Fişlemenin yapıldığı Södertörn Emniyet Müdürü skandalın açığa çıkmasından hemen sonra kadınlara yönelik tehditin derecesini belirlemek ve kadınları korumak amacıyla yaptıklarını iddia ederek fişlemeleri savundu. Ancak birkaç saat sonra, yanlış bilgilendirildiğini söyledi ve fişlemelerin yasalara aykırı olduğunu kabul etti.

Veri Araştırma Kurumu (Data Inspektionen) fişlemelerin yasalara uygun olup olmadığını belirlemek için  soruşturma başlatırken,  Polis yetkilileri fişlemenin 20 civarında polis tarafından yapıldığını açıkladı ve konu hakkında soruşturma açması için savcılığa başvurmuştu.

Gösteriyi örgütleyen kadın örgütleri polisin tehdit ve baskıya uğrayan kadınları fişlemesini protesto etmek amacıyla İsveç genelinde de bir imza kampanyası başlattılar.

Kampanyayı başlaan örgütler, fişlemelerin araştırılması için bağımsız bir komisyon kurulmasını, polisin fişlediği kadınlardan özür dilemesi ve tazminat ödemesini, polisin bu tür fişlemelerin başka yerlerde olmadığı ve olmayacağı güvencesini vermesini talep ediyorlar.

İsveç Devlet Radyosu’nun fişlemeleri kamuoyuna duyurmasından hemen sonra da İsveç’in değişik yerleşim birimlerinde kadınlar kendiliğinden gösteriler örgütlemiş ve kadınları fişleyen polisler hakkında soruşturma açılmasını talep etmişlerdi. Kadın Hakları Federasyonu Başkanı Mitra Seif, Malmö ilinde yapılan gösteride polisin şiddete uğrayan kadınları fişlemesinin rahatsız edici ama şaşırtıcı olmadığını söylemiş, daha önce İsveç polisinin yaptığı fişlemelere dikkat çekmişti.

İSVEÇ DEVLETİ FİŞLEMEDEN SABIKALI

İsveç Devletinin kendi vatandaşlarını siyasi düşüncelerinden dolayı fişleme geleneği çok gerilere, İkinci Dünya Savaşı yıllarına dayanıyor.

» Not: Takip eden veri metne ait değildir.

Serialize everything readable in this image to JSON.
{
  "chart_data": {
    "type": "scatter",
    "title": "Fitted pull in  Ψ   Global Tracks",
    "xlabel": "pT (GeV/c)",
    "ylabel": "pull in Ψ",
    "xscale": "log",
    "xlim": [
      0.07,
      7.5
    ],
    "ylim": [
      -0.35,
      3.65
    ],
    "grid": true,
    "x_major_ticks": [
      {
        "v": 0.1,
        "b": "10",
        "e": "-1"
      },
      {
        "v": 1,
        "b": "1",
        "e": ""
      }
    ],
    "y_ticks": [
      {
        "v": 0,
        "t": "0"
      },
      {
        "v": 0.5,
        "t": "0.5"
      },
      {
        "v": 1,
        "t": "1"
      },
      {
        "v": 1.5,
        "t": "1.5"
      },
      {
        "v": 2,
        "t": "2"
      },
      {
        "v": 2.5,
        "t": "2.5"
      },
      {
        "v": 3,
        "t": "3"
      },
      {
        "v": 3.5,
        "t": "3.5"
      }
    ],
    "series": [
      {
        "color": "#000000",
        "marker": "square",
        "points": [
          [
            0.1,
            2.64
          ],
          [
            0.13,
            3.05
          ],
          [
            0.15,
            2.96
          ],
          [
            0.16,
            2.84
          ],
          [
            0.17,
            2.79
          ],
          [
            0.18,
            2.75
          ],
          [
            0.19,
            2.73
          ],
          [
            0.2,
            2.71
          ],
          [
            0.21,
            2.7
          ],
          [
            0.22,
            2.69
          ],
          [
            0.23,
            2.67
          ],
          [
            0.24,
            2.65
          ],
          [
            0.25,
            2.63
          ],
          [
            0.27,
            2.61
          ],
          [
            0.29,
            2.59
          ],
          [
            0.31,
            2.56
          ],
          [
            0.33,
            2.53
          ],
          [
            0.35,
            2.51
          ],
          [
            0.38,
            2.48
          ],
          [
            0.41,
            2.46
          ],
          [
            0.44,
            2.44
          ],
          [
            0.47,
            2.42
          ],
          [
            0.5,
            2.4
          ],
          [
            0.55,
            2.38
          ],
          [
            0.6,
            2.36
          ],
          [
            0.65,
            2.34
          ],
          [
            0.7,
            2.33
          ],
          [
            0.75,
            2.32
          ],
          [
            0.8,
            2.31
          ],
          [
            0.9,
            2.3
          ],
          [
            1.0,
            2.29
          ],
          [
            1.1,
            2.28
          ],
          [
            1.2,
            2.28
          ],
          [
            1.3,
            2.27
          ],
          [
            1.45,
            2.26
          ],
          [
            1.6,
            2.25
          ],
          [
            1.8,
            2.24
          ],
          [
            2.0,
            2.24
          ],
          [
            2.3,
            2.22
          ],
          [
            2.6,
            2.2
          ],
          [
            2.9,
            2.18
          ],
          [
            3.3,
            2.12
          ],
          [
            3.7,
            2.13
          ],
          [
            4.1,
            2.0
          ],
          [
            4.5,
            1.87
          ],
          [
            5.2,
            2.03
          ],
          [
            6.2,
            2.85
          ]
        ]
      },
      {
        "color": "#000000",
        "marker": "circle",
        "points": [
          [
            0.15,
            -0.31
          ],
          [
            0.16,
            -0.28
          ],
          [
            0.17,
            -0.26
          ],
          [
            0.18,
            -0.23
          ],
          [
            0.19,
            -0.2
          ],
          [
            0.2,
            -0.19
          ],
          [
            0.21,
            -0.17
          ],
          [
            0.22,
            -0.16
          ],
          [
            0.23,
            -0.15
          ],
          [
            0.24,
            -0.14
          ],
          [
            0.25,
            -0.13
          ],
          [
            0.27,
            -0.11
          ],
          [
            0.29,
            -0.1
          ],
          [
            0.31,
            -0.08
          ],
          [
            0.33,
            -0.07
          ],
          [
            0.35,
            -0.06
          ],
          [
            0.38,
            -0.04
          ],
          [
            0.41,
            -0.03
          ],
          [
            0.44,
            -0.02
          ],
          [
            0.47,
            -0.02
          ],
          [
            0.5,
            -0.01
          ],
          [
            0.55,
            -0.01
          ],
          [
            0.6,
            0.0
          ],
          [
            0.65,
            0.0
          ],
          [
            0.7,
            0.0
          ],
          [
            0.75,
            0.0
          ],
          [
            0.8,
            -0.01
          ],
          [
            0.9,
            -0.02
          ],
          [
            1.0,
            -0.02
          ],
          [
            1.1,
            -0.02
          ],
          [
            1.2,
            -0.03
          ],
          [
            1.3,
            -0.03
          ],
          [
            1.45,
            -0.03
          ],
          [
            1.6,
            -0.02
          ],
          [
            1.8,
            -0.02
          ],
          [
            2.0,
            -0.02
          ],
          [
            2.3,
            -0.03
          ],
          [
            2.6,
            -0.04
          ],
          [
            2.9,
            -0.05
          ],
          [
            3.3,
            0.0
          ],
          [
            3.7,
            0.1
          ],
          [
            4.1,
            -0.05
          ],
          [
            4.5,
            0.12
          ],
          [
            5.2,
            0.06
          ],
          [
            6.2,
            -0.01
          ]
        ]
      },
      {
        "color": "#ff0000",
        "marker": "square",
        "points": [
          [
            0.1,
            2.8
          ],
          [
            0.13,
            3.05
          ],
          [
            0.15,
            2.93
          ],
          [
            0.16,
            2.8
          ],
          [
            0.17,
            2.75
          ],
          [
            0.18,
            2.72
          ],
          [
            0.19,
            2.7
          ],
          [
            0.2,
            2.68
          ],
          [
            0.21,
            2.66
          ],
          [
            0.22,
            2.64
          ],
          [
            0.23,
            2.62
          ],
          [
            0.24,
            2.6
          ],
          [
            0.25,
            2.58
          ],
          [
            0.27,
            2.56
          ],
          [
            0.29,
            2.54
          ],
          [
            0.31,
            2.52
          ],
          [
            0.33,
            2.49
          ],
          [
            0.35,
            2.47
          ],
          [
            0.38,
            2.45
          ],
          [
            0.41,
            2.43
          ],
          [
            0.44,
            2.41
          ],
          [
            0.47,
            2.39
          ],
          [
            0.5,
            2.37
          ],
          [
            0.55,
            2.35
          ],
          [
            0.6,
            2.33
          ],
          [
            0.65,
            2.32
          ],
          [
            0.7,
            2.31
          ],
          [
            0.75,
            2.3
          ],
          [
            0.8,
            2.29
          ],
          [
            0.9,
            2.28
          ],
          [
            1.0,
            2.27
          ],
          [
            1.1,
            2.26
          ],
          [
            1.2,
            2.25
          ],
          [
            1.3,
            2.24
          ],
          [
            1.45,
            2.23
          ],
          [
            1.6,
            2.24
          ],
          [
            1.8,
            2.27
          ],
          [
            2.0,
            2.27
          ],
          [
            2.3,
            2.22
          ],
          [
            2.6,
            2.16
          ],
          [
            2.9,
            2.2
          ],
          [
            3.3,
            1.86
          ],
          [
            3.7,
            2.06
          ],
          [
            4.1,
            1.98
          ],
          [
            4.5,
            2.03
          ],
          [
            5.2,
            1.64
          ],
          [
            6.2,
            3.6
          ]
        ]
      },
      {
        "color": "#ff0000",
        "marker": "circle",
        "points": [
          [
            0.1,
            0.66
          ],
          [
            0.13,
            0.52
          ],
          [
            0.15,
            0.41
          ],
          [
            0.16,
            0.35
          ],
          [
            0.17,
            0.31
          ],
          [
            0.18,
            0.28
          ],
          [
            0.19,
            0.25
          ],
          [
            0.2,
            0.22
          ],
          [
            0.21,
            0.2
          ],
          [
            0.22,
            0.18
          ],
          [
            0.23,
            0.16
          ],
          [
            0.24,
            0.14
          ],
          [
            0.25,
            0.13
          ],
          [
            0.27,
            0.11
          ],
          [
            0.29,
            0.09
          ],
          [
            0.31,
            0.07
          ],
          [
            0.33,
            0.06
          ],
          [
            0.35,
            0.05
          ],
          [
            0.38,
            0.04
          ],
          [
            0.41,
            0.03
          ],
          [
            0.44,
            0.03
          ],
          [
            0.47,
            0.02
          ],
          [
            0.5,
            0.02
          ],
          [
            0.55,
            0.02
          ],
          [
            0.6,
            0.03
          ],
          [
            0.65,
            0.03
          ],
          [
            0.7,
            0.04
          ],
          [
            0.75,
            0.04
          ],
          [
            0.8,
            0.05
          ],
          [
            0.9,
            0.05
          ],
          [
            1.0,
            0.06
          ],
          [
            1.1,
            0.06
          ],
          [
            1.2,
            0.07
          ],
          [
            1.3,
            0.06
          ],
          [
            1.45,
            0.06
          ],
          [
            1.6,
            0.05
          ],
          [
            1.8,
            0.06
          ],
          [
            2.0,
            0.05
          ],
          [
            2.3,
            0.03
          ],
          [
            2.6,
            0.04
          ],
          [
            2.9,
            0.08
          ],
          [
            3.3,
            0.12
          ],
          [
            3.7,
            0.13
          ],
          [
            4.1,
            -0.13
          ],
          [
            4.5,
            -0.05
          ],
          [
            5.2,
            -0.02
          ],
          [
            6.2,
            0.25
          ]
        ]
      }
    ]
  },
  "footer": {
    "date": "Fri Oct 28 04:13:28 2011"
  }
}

Nazilerin Norveç ve Danimarka’yı işgal etmelerinden hemen sonra İsveç Hükümeti 1940 yılında Güvenlik Polisine “Ülkenin güvenliği için tehdit oluşturabilecek tüm kişilerin izlenme ve dinlenmesi talimatını verdi. Kamuoyundan gizli olarak yapılan izlenme çalışmaları sonucu daha çok anarşist ve komünistlerin fişlendikleri yıllar sonra açığa çıktı.

Ancak İsveç tarihinin en kapsamlı fişlemeler Sosyal Demokrat Hükümet tarafından gizli olarak kurulan İnformasyon Bürosu tarafından 1960 ve 80’li yıllarda yapıldı. Komünist ve sol gruplara karşı başlatılan fişleme, giderek çevreciler ve eşcinselleri de içine alacak şekilde genişletildi ve bu süre zarfında 500 bin kişi fişlendi.

2003 yılında hazırlanan 6 bin sayfalık araştırma raporu İsveç Güvenlik Polisi’nin sistematik bir biçimde kişilerin görüşlerinden dolayı fişlediğini ortaya koydu.

Tüm bu skandallardan sonra yetkililer her türlü fişlemenin yasaklandığını kamuoyuna açıkladılar ama 2013 yılının Eylül ayında İsveç’in güneyinde Skåne Emniyet Müdürlüğü’nün bini çocuk 4 700 kişiyi sırf Romen oldukları için fişlediği açığa çıktı.